Further, by preventing the decomposition of the organic nitrogen in the aeration tank 1 and performing solid-liquid separation while adsorbing the organic nitrogen to the sludge, the organic nitrogen is extracted as surplus sludge to improve the denitrification rate. You can

[0012]

EXAMPLE Table 1 shows the result of comparison between the sewage treatment method of the present invention and the conventional anaerobic / aerobic method at a treatment scale of 1 m ³ / Hr. As is clear from Table 1, the processing time is reduced by 71% when the sedimentation tank is excluded, and by 21% when the sedimentation tank is included. Also,
The treated water quality is not only the same as that of the conventional method for BOD and P, but also the removal rate of N is improved.

[0013]

[Table 1]

[0014]

The effects of the present invention are listed below. The hydraulic retention time HRT excluding the final settling tank is 1.5-
In 4.7 hours, sewage organic matter and phosphorus can be removed efficiently. Therefore, the scale of the reaction tank can be reduced to 25-80% of the conventional one. Phosphorus is discharged only by sludge after solid-liquid separation in the final settling tank, so it is not easily affected by DO and NOx-N carried in sewage. Moreover, since the anaerobic time can be taken sufficiently, phosphorus can be sufficiently discharged. Therefore, excessive intake of phosphorus can be sufficiently performed, and stable phosphorus removal can be achieved. Organic nitrogen in sewage is removed by the steps of adsorption → solid-liquid separation → excess sludge extraction, and there is no decomposition process into NH ₄ -N and NOx-N, so the nitrogen removal rate is about 50% from the conventional 30%. Improves to 60%.

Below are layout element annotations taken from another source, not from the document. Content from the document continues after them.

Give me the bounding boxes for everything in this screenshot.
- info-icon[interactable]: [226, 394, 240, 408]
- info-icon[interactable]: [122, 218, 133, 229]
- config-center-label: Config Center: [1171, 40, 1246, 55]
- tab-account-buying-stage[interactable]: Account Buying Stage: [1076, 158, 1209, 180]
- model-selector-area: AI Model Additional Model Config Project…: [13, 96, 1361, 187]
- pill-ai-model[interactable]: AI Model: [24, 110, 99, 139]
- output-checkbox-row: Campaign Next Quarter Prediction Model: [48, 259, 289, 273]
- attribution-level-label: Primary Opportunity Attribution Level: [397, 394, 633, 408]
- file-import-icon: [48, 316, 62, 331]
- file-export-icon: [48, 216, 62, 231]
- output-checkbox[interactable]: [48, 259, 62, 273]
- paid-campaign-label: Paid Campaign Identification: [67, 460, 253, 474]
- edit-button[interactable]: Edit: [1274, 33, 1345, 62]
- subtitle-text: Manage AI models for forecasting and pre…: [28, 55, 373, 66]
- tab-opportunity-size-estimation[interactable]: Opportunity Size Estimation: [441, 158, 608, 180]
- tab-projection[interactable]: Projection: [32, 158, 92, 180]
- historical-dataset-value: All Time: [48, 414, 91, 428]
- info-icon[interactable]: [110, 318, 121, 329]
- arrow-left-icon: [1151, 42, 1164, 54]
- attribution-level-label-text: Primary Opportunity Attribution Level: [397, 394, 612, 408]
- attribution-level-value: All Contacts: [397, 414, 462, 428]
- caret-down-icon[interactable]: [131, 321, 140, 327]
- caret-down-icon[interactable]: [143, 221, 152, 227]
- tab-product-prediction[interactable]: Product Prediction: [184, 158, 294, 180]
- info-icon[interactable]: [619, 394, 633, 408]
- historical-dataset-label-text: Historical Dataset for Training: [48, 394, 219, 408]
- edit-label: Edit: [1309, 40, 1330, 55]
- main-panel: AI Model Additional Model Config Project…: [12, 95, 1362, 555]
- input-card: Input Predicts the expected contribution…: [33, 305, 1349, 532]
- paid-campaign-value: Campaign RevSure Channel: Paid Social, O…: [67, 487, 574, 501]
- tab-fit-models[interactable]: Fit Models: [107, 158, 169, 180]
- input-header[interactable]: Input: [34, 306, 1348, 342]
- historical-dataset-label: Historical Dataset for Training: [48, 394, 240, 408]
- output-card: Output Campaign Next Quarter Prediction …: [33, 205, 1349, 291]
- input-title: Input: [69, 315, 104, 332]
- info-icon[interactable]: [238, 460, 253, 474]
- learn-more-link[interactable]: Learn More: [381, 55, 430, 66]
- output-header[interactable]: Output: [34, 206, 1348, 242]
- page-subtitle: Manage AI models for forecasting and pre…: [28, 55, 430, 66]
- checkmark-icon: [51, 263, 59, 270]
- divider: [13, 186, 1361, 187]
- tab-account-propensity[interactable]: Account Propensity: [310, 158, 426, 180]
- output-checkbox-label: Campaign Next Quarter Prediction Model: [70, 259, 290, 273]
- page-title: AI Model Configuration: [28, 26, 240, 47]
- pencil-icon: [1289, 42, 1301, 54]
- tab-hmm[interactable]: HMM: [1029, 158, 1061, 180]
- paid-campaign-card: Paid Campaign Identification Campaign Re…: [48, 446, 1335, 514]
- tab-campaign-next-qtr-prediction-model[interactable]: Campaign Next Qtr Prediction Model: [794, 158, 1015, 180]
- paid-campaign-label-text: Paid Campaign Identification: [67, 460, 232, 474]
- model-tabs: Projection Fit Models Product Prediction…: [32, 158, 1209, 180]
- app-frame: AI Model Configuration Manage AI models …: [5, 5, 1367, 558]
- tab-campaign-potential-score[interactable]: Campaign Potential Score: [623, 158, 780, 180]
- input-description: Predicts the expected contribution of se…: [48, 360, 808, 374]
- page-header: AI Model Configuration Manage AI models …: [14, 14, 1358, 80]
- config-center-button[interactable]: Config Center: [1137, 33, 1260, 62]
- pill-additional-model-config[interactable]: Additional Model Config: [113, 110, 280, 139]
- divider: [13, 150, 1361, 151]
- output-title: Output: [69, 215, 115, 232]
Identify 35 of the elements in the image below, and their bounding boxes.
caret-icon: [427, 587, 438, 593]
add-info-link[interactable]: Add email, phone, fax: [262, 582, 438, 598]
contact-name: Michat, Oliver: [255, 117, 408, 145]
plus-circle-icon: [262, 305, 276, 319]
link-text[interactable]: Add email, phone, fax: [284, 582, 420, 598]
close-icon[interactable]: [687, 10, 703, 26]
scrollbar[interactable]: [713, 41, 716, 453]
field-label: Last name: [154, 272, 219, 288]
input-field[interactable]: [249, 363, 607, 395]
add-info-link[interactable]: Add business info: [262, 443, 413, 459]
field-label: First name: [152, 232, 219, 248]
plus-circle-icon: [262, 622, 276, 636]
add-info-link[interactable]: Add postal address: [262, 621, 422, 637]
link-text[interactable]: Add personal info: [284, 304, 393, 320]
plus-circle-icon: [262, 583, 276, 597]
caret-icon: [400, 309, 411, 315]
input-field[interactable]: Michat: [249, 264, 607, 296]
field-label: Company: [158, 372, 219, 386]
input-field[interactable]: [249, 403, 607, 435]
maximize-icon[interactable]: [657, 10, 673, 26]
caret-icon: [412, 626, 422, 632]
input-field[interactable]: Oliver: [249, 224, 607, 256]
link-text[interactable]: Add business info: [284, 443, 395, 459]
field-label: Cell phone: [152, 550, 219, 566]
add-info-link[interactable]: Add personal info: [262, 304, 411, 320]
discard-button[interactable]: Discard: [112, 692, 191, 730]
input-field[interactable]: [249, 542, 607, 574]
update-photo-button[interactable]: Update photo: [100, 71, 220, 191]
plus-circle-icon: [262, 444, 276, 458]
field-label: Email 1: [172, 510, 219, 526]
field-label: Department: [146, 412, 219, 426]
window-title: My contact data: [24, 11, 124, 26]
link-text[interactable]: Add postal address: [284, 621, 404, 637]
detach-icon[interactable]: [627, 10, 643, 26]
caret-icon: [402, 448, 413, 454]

[Brief description of drawings]

FIG. 1 is a flow sheet of the present invention.

FIG. 2 is a graph showing the relationship between aeration tank DO and treated water TP.

FIG. 3 is a graph showing the relationship between an aeration tank DO and a sludge anaerobic tank ORP.

FIG. 4 is a graph showing the relationship between the hydraulic retention time of the aeration tank and the quality of treated water.

FIG. 5 is a flow sheet of a conventional anaerobic and aerobic method.

[Explanation of symbols]

 1 Aeration tank 2 Final settling tank 3 Sludge anaerobic tank 4 Sludge aerobic tank

Claims (3)

[Claims] 1. A sewage treatment method in which sewage is treated with activated sludge in an aeration tank and then solid-liquid separated in a final settling tank, and the sludge solid-liquid separated in the final settling tank is anaerobically and aerobically treated and then returned. A method for treating sewage, which comprises returning the sludge to the aeration tank. 2. The hydraulic retention time of the aeration tank is 0.5 to 2.0.
The method for treating sewage according to claim 1, characterized in that the time is set. 3. The method for treating sewage according to claim 1, wherein the DO in the aeration tank is controlled to 0.5 to 2.0 mg / L.